Ad oggi, nelle altre due organizzazioni confederali, non sembra emergere nulla di altrettanto stimolante dal dibattito interno. Se togliamo l’intenso lavoro di alcune categorie pur diversissime tra di loro come metalmeccanici, chimici e agroalimentari (e spero di non dimenticare nessuno) il sismografo a livello confederale, visto da fuori, non segnala particolari movimenti.
Sul fronte datoriale ci sono attività interessanti nei territori, soprattutto nel nord, confederazioni che hanno capito più di altre i nuovi spazi da occupare (vedi Coldiretti nella filiera agroalimentare), altre come Confcommercio, attraversate da una crescita interessante che però sta cambiando in profondità natura e esigenze strategiche, altre infine declinanti o marginali.
I vessilli del cambiamento e della consapevolezza però sembrano ripiegati. Le leadership del 900 (CGIL e Confindustria) non sono né ribadite né sostituite. Qui credo stia il punto della riflessione.
Siamo di fronte ad una riedizione metaforica del grande Grigorij Alexandrovic Potemkin che mascherava i miserabili villaggi russi con facciate di legno e cartapesta per far credere a Caterina II che la Russia era meno povera e arretrata quindi ad un’illusione ottica di un ruolo che sta declinando inevitabilmente, ad una insufficienza di analisi dei gruppi dirigenti cresciuti in altra epoca o solo alla fine di un modello novecentesco di protagonismo sociale?
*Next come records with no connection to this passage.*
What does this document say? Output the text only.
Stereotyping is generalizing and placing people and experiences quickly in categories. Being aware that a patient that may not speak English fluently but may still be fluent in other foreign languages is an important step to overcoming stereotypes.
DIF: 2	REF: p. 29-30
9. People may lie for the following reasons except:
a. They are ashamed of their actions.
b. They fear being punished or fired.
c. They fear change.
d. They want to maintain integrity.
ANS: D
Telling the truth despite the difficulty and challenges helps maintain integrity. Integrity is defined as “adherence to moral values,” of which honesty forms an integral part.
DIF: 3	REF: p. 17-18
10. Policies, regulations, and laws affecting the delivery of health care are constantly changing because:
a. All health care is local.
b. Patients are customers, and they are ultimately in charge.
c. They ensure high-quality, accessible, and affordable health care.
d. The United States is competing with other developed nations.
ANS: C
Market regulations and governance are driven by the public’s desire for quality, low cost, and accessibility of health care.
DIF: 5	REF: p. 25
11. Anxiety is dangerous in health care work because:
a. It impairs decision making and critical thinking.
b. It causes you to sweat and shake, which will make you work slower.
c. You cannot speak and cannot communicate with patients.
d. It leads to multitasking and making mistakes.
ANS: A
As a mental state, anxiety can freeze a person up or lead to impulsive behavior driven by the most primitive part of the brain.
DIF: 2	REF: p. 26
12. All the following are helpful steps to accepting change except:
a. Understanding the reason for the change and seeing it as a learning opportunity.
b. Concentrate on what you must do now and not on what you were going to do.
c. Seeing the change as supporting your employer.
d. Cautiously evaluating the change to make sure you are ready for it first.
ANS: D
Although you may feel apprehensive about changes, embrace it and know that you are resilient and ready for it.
L’eclissi è per sua natura temporanea. Il mio ottimismo mi fa propendere per la terza opzione; occorre riscrivere ruoli, compiti e funzioni per chi è chiamato a vivere questo tempo senza nostalgie o ritorni al passato. La rappresentanza sociale, a mio parere, resta un pilastro fondamentale della democrazia.
Per affrontare questa sfida occorre però non perdersi in inutili tatticismi ma proporre sia un’idea diversa di Paese ridando senso e ruolo alle comunità che lo compongono in un contesto europeo ma anche fare un passo in avanti tutti insieme su di un modello di impresa e di lavoro che rimetta al centro il contributo che il lavoratore dà allo sviluppo dell’impresa. Marco Bentivogli, oggi, centra il tema (http://bit.ly/2Nh0qie).
Se il “patto della fabbrica” proposto proprio da Vincenzo Boccia vuole essere un punto di partenza vero è da qui che bisogna partire. Altrimenti ci toccherà assistere sempre più spesso ad accelerazioni improvvise e a brusche frenate senza avere alcuna possibilità di capire né dove stiamo andando né la coerenza di ciò che stiamo facendo.